After searching numerous other threads (including the Sync Gateway Issue #1648 that everyone ultimately refers to), I’m stumped. Deleting a document and it’s “attachments” seems to “work”, but there’s a lot of binary sha1 items that persist through compactions that over time take up the vast majority of the hard-drive space used by Couchbase Server.

The only way that I’ve found that they can be deleted is by manually searching for them with something like meta().id LIKE '_sync:att:%' , then MANUALLY deleting them by clicking the icon in the Couchbase Server Console. Given that there’s 200K+ of them that have accumulated in our production environment, this seems un-doable without some sort of automation tool.

I’ve searched the Sync Gateway Public and Admin REST API documentation, and even they say that once the attachment is “removed”, it’ll still exist in the bucked (see PUT /attachment/).

Does anyone have a more elegant solution to this problem that doesn’t require simulating mouse clicks or page-scraping?

Deleting a document won’t free up the storage used by its attachments.
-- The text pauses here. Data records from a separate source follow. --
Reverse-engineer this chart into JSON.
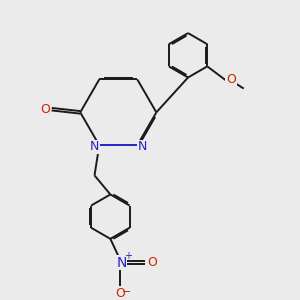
{
  "bg_color": "#ebebeb",
  "bond_color": "#1a1a1a",
  "n_color": "#2222cc",
  "o_color": "#cc2200",
  "lw": 1.4,
  "dbo": 0.018,
  "fs": 9,
  "xlim": [
    -2.5,
    4.5
  ],
  "ylim": [
    -5.5,
    3.5
  ]
}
Attachment storage is de-duplicated, so there could be other documents using the attachment.

The issue you linked to is about a garbage-collection process to remove attachment data that isn’t being used any any documents. That hasn’t been implemented yet.

For now I think your best bet is to delete the attachments yourself; as you’ve found, they are identified by keys starting with _sync:att: (the rest of the key is a SHA-1 digest of the contents.)

Given that there’s 200K+ of them that have accumulated in our production environment, this seems un-doable without some sort of automation tool.

A simple N1QL query should do the job… something like DELETE FROM bucket WHERE meta(id) LIKE '_sync:att:%';

@jens Thank you! I really appreciate your response!

I don’t know if there’s a issue with my indexes, but even the simple queries (like the one you sent) time out after 5 minutes with an error like:

All indexer replica is down or unavailable or unable to process request - cause: queryport.client.noHost

^ That’s the result of running this query:
DELETE FROM bucket WHERE meta(id) LIKE '_sync:att:%' LIMIT 1;
I only have 275K documents in the database, and even when I only had less than 200 (not 200 thousand, just 200), it would still time out.

Here’s what my indexes look like:

Sorry, I don’t know much about the server, and this issue isn’t related to mobile; you may need to re-post it in a N1QL or server board here to get an answer from the server team.